After __pm_runtime_disable() is called from device_suspend_late(), dev->power.disable_depth is set, preventing
rpm_resume() from making progress until the system resume completes, regardless of whether rpm_resume() is invoked
synchronously or asynchronously.
Performing a synchronous resume of q->dev seems to have a similar effect to removing the following code block from
__pm_runtime_barrier(), which is invoked by __pm_runtime_disable():
1428 if (dev->power.request_pending) {
1429 dev->power.request = RPM_REQ_NONE;
1430 spin_unlock_irq(&dev->power.lock);
1431
1432 cancel_work_sync(&dev->power.work);
1433
1434 spin_lock_irq(&dev->power.lock);
1435 dev->power.request_pending = false;
1436 }
Since both synchronous and asynchronous resumes face similar issues,
No, they don't.
it may be sufficient to keep using the asynchronous resume path as long as
pending work items are not canceled while the PM workqueue is frozen.
Except for two things:
1. If blk_queue_enter() or __bio_queue_enter() is allowed to race with
disabling runtime PM, queuing up the resume work item may fail in the
first place.
Perhaps my understanding is incorrect, but during the execution of
device_suspend_late(), the PM workqueue should already be frozen.

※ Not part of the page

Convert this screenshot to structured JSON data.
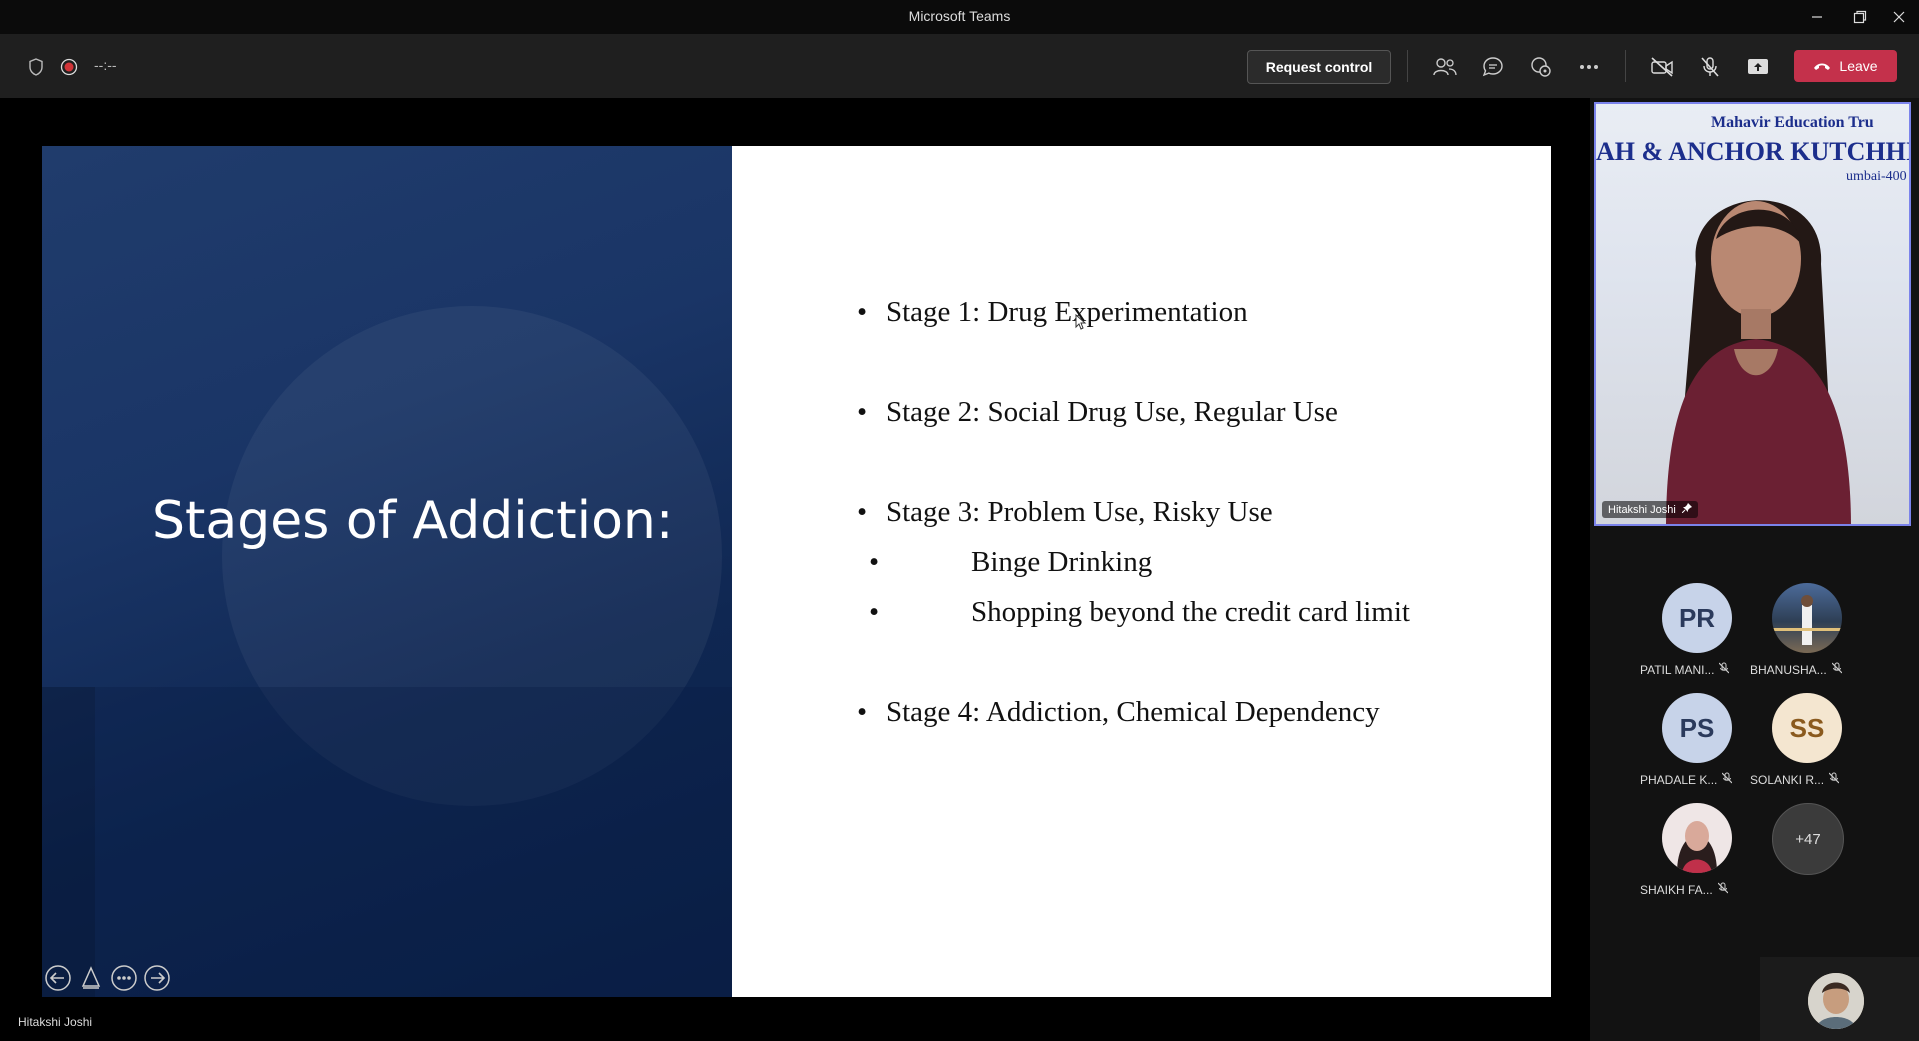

In that case, queuing a resume work item would not fail; it would
simply not be executed until the workqueue is unfrozen, as long as
it is not canceled.
2. If a device runtime resume work item is queued up before the whole
system is suspended, it may not make sense to run that work item after
resuming the whole system because the state of the system as a whole
is generally different at that point.
This allows the pending work to proceed normally once the PM workqueue
is unfrozen.
Not really.